ヴィヴォの物語
バゲットはその店の店主の想いが一番詰まったパンだと思います。
最初にヴィヴォをオープンしたとき、まずはバゲットの小麦粉選びから始まり、江別製粉のタイプERという粉にたどり着きました。今でもずっとバゲットにはこれを使ってます。
それからフランス産のイーストとゲランドの塩、ユーロモルト、水、たったこれだけのシンプルなパン。
毎日、同じ製法で作っても毎日違う表情を見せる不思議なパンなんです。
最近ではイーストの量を少しだけ変更しましたが、同じ日に同じ時間で同じ様に作った生地でも、発酵箱ごとに微妙ですが違う物が出来上がります。
本当に不思議なパン。
だけど、それが面白い。
つくり手の感覚、技術、センス、どんなパンを作りたいか、という思い全てが詰まっています。
オープン当初のヴィヴォのバゲットは今のものとは随分と違い、とっても硬く、塩味も効いていました。
焼き色もキツめで、でもとっても香ばしく小麦粉味のあるパンでした。
当時、ヴィヴォのサンドイッチはバゲットサンドだけでした。
他でも買えるようなパンは置きたくなかったから。
こだわりの詰まった、香ばしくてザクザクした個性的なサンドイッチ。
お店を始めてまだ数ヶ月だった頃だと思います、スタッフから、お客様からこんな電話があったと伝えられました。
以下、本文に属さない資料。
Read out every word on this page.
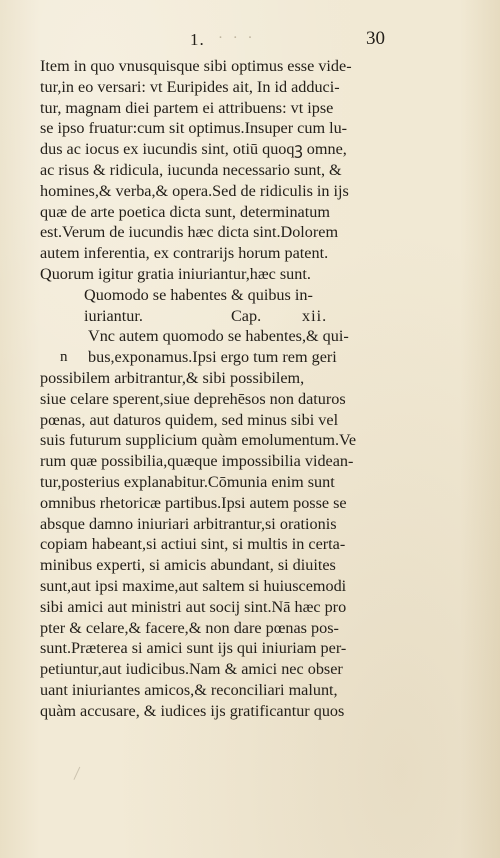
1. · · ·	30
Item in quo vnusquisque sibi optimus esse vide-
tur,in eo versari: vt Euripides ait, In id adduci-
tur, magnam diei partem ei attribuens: vt ipse
se ipso fruatur:cum sit optimus.Insuper cum lu-
dus ac iocus ex iucundis sint, otiū quoqꝫ omne,
ac risus & ridicula, iucunda necessario sunt, &
homines,& verba,& opera.Sed de ridiculis in ijs
quæ de arte poetica dicta sunt, determinatum
est.Verum de iucundis hæc dicta sint.Dolorem
autem inferentia, ex contrarijs horum patent.
Quorum igitur gratia iniuriantur,hæc sunt.
Quomodo se habentes & quibus in-
iuriantur.	Cap.	xii.
Vnc autem quomodo se habentes,& qui-
n bus,exponamus.Ipsi ergo tum rem geri
possibilem arbitrantur,& sibi possibilem,
siue celare sperent,siue deprehēsos non daturos
pœnas, aut daturos quidem, sed minus sibi vel
suis futurum supplicium quàm emolumentum.Ve
rum quæ possibilia,quæque impossibilia videan-
tur,posterius explanabitur.Cōmunia enim sunt
omnibus rhetoricæ partibus.Ipsi autem posse se
absque damno iniuriari arbitrantur,si orationis
copiam habeant,si actiui sint, si multis in certa-
minibus experti, si amicis abundant, si diuites
sunt,aut ipsi maxime,aut saltem si huiuscemodi
sibi amici aut ministri aut socij sint.Nā hæc pro
pter & celare,& facere,& non dare pœnas pos-
sunt.Præterea si amici sunt ijs qui iniuriam per-
petiuntur,aut iudicibus.Nam & amici nec obser
uant iniuriantes amicos,& reconciliari malunt,
quàm accusare, & iudices ijs gratificantur quos
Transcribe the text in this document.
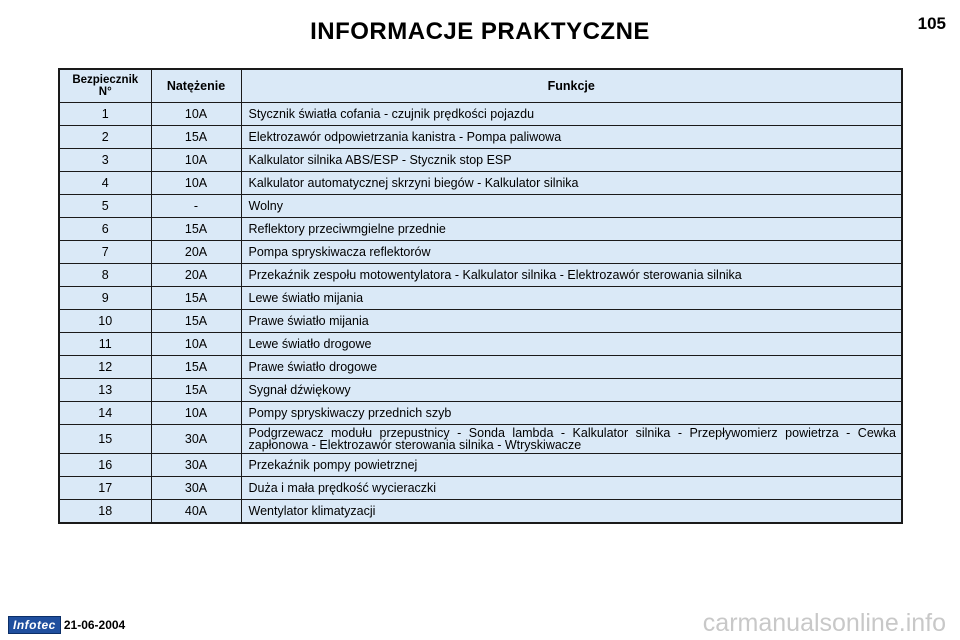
INFORMACJE PRAKTYCZNE	105
Bezpiecznik
N°	Natężenie	Funkcje
1	10A	Stycznik światła cofania - czujnik prędkości pojazdu
2	15A	Elektrozawór odpowietrzania kanistra - Pompa paliwowa
3	10A	Kalkulator silnika ABS/ESP - Stycznik stop ESP
4	10A	Kalkulator automatycznej skrzyni biegów - Kalkulator silnika
5	-	Wolny
6	15A	Reflektory przeciwmgielne przednie
7	20A	Pompa spryskiwacza reflektorów
8	20A	Przekaźnik zespołu motowentylatora - Kalkulator silnika - Elektrozawór sterowania silnika
9	15A	Lewe światło mijania
10	15A	Prawe światło mijania
11	10A	Lewe światło drogowe
12	15A	Prawe światło drogowe
13	15A	Sygnał dźwiękowy
14	10A	Pompy spryskiwaczy przednich szyb
15	30A	Podgrzewacz modułu przepustnicy - Sonda lambda - Kalkulator silnika - Przepływomierz powietrza - Cewka zapłonowa - Elektrozawór sterowania silnika - Wtryskiwacze
16	30A	Przekaźnik pompy powietrznej
17	30A	Duża i mała prędkość wycieraczki
18	40A	Wentylator klimatyzacji
Infotec 21-06-2004	carmanualsonline.info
それは、日光に住んでいるという、とあるお婆ちゃんから。
「今日、おたくのサンドイッチを食べたけど、とっても美味しかったよ。ありがとうね」
たったそれだけだったけどメチャメチャ嬉しかった。
忘れられない電話です。
そんな思い出が詰まったヴィヴォのバゲット、よかったら一度食べてみてください。